Open Timarrr opened 1 year ago
Update: Free size now reports around 300GiB, but I needed to increase the DB size to 12 GiB so as to avoid it overfilling. Also I found out that bees performs WAY better with one thread in my situation: worst case with very frequent seeks it still sits @3-4MB/s but now it sometimes goes to 100 something MB/s. Also with one thread it doesn't load the system nearly as much (i.e. with default settings all my cores were busy with I/O waiting and system was ~12 load avg, but now it's only 1-2.) and the HDD doesn't heat up as much
I'm not sure if the DB overfilling is really such a big issue. In the end, it's okay to push out older hashes and keep the hashes for big blocks, and you don't want to have too many shared extents per hash anyways. Thus you probably don't want to keep hashes for small blocks because that's like taking 99% time for 1% space savings.
Also, the problem with multiple threads is rather lock contention in btrfs.
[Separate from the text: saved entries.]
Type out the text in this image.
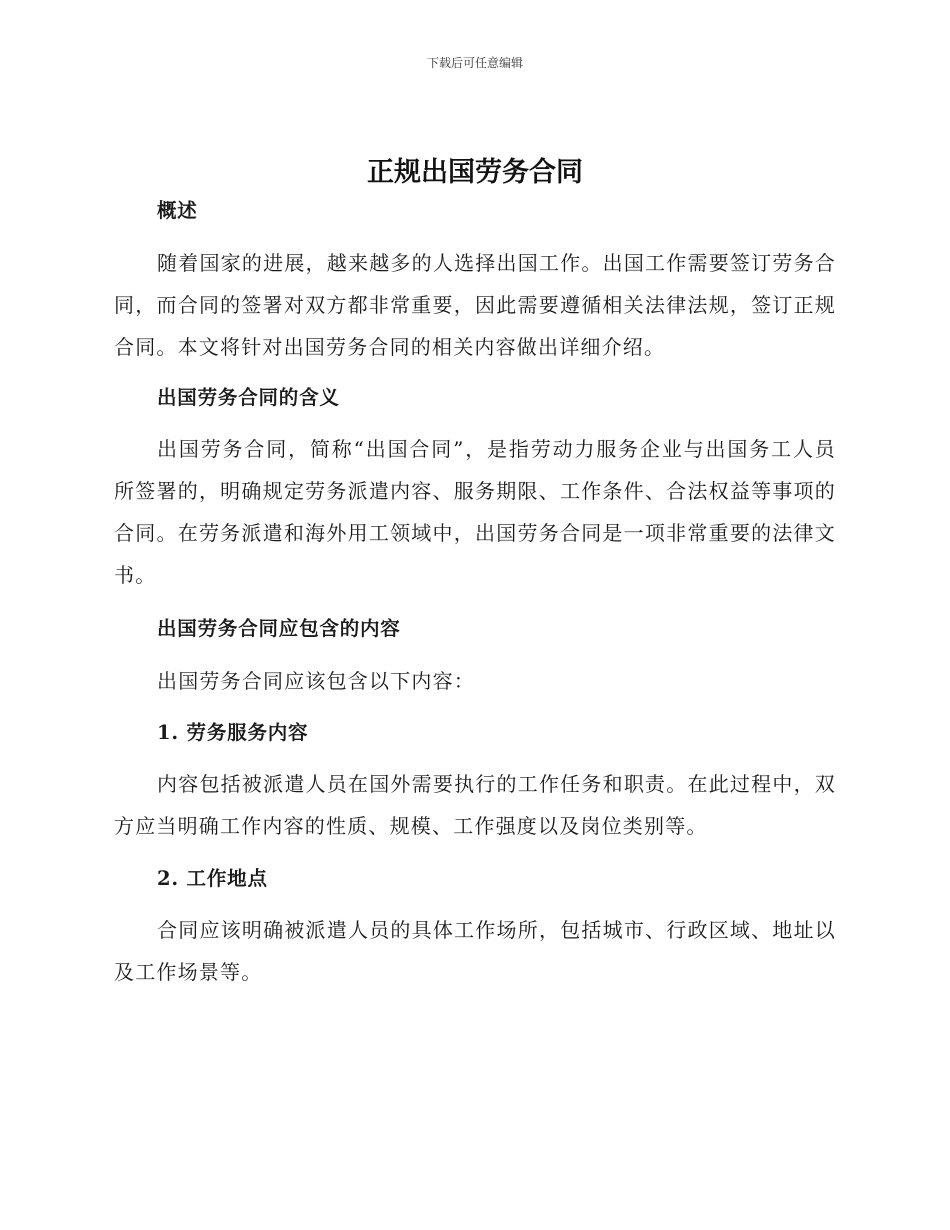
下载后可任意编辑
正规出国劳务合同
概述
随着国家的进展，越来越多的人选择出国工作。出国工作需要签订劳务合同，而合同的签署对双方都非常重要，因此需要遵循相关法律法规，签订正规合同。本文将针对出国劳务合同的相关内容做出详细介绍。
出国劳务合同的含义
出国劳务合同，简称“出国合同”，是指劳动力服务企业与出国务工人员所签署的，明确规定劳务派遣内容、服务期限、工作条件、合法权益等事项的合同。在劳务派遣和海外用工领域中，出国劳务合同是一项非常重要的法律文书。
出国劳务合同应包含的内容
出国劳务合同应该包含以下内容：
1. 劳务服务内容
内容包括被派遣人员在国外需要执行的工作任务和职责。在此过程中，双方应当明确工作内容的性质、规模、工作强度以及岗位类别等。
2. 工作地点
合同应该明确被派遣人员的具体工作场所，包括城市、行政区域、地址以及工作场景等。
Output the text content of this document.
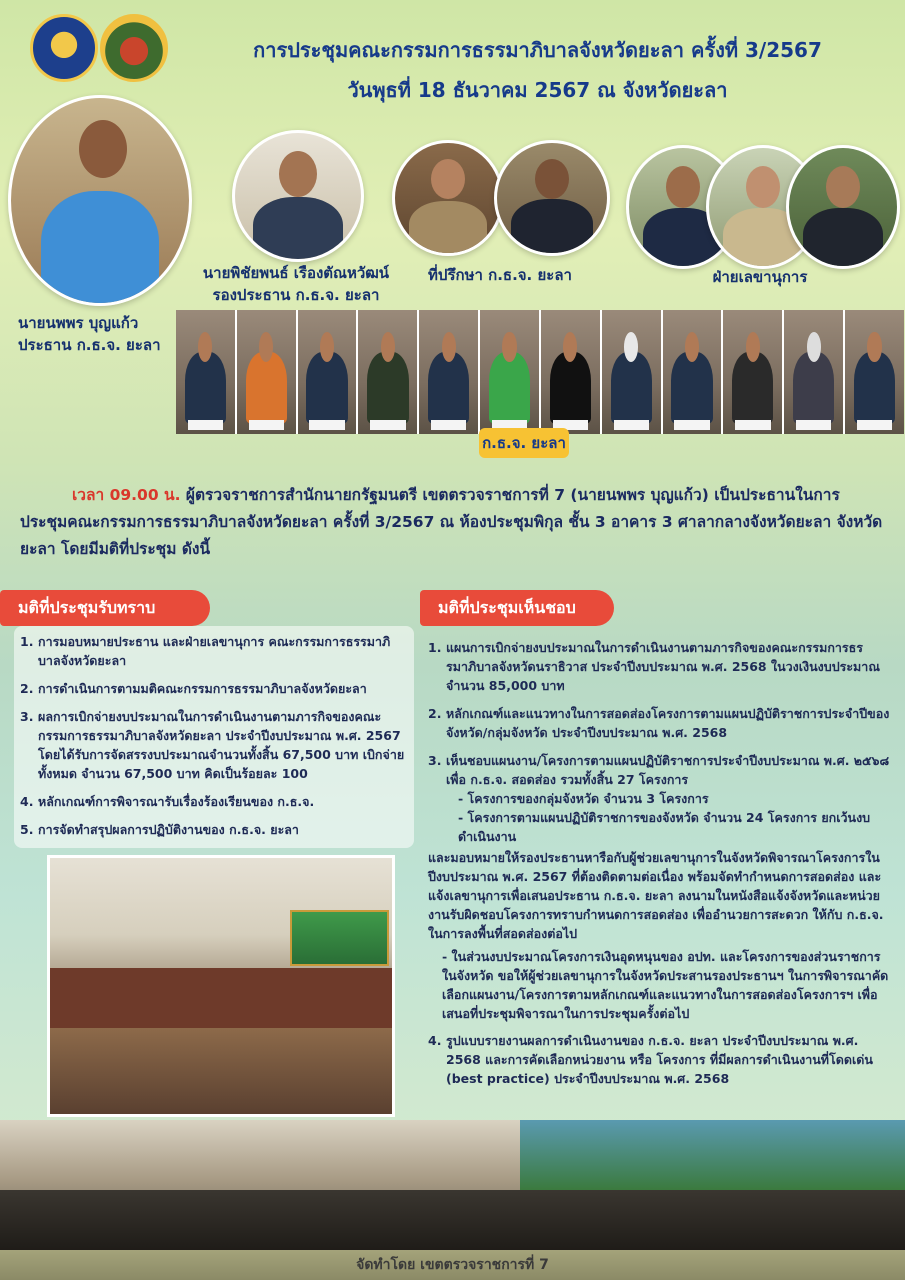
การประชุมคณะกรรมการธรรมาภิบาลจังหวัดยะลา ครั้งที่ 3/2567
วันพุธที่ 18 ธันวาคม 2567 ณ จังหวัดยะลา
นายนพพร บุญแก้ว
ประธาน ก.ธ.จ. ยะลา
นายพิชัยพนธ์ เรืองตัณหวัฒน์
รองประธาน ก.ธ.จ. ยะลา
ที่ปรึกษา ก.ธ.จ. ยะลา	ฝ่ายเลขานุการ
ก.ธ.จ. ยะลา
เวลา 09.00 น. ผู้ตรวจราชการสำนักนายกรัฐมนตรี เขตตรวจราชการที่ 7 (นายนพพร บุญแก้ว) เป็นประธานในการประชุมคณะกรรมการธรรมาภิบาลจังหวัดยะลา ครั้งที่ 3/2567 ณ ห้องประชุมพิกุล ชั้น 3 อาคาร 3 ศาลากลางจังหวัดยะลา จังหวัดยะลา โดยมีมติที่ประชุม ดังนี้
มติที่ประชุมรับทราบ
1. การมอบหมายประธาน และฝ่ายเลขานุการ คณะกรรมการธรรมาภิบาลจังหวัดยะลา
2. การดำเนินการตามมติคณะกรรมการธรรมาภิบาลจังหวัดยะลา
3. ผลการเบิกจ่ายงบประมาณในการดำเนินงานตามภารกิจของคณะกรรมการธรรมาภิบาลจังหวัดยะลา ประจำปีงบประมาณ พ.ศ. 2567 โดยได้รับการจัดสรรงบประมาณจำนวนทั้งสิ้น 67,500 บาท เบิกจ่ายทั้งหมด จำนวน 67,500 บาท คิดเป็นร้อยละ 100
4. หลักเกณฑ์การพิจารณารับเรื่องร้องเรียนของ ก.ธ.จ.
5. การจัดทำสรุปผลการปฏิบัติงานของ ก.ธ.จ. ยะลา
มติที่ประชุมเห็นชอบ
1. แผนการเบิกจ่ายงบประมาณในการดำเนินงานตามภารกิจของคณะกรรมการธรรมาภิบาลจังหวัดนราธิวาส ประจำปีงบประมาณ พ.ศ. 2568 ในวงเงินงบประมาณ จำนวน 85,000 บาท
2. หลักเกณฑ์และแนวทางในการสอดส่องโครงการตามแผนปฏิบัติราชการประจำปีของจังหวัด/กลุ่มจังหวัด ประจำปีงบประมาณ พ.ศ. 2568
3. เห็นชอบแผนงาน/โครงการตามแผนปฏิบัติราชการประจำปีงบประมาณ พ.ศ. ๒๕๖๘ เพื่อ ก.ธ.จ. สอดส่อง รวมทั้งสิ้น 27 โครงการ
- โครงการของกลุ่มจังหวัด จำนวน 3 โครงการ
- โครงการตามแผนปฏิบัติราชการของจังหวัด จำนวน 24 โครงการ ยกเว้นงบดำเนินงาน

และมอบหมายให้รองประธานหารือกับผู้ช่วยเลขานุการในจังหวัดพิจารณาโครงการในปีงบประมาณ พ.ศ. 2567 ที่ต้องติดตามต่อเนื่อง พร้อมจัดทำกำหนดการสอดส่อง และแจ้งเลขานุการเพื่อเสนอประธาน ก.ธ.จ. ยะลา ลงนามในหนังสือแจ้งจังหวัดและหน่วยงานรับผิดชอบโครงการทราบกำหนดการสอดส่อง เพื่ออำนวยการสะดวก ให้กับ ก.ธ.จ. ในการลงพื้นที่สอดส่องต่อไป

- ในส่วนงบประมาณโครงการเงินอุดหนุนของ อปท. และโครงการของส่วนราชการในจังหวัด ขอให้ผู้ช่วยเลขานุการในจังหวัดประสานรองประธานฯ ในการพิจารณาคัดเลือกแผนงาน/โครงการตามหลักเกณฑ์และแนวทางในการสอดส่องโครงการฯ เพื่อเสนอที่ประชุมพิจารณาในการประชุมครั้งต่อไป

4. รูปแบบรายงานผลการดำเนินงานของ ก.ธ.จ. ยะลา ประจำปีงบประมาณ พ.ศ. 2568 และการคัดเลือกหน่วยงาน หรือ โครงการ ที่มีผลการดำเนินงานที่โดดเด่น (best practice) ประจำปีงบประมาณ พ.ศ. 2568
จัดทำโดย เขตตรวจราชการที่ 7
But I'm not sure if bees does some seek optimizing by re-ordering queued jobs, so seeking may be an issue, too.
What you observe for space is a documented behavior of bees, especially when coming from other dedup programs: Before freeing space, used space fills up or free space stops growing until the effort of bees finally resolves into freeing all the extents with the final snapshot sharing it.
I had half a terabyte left on my 4TB HDD and wanted to dedupe it to increase available size. After running bees for over 36 hours,
btrfs filesystem usage -h /hdd
reportsFree (estimated): 161.13GiB
. Bees is still buzzing along and my free space has stopped shrinking around this point. Also I have to mention that the 4GB hash table started overfilling and i had to restart beesd with 8GB db size in config.Another thing is that bees seem to spam the
2023-09-05 02:11:33 513194.513219<7> crawl_5_680152: exception (ignored): exception type std::runtime_error: FIXME: too many duplicate candidates, bailing out here
thing, sometimes for 15 seconds straight. Is this bad?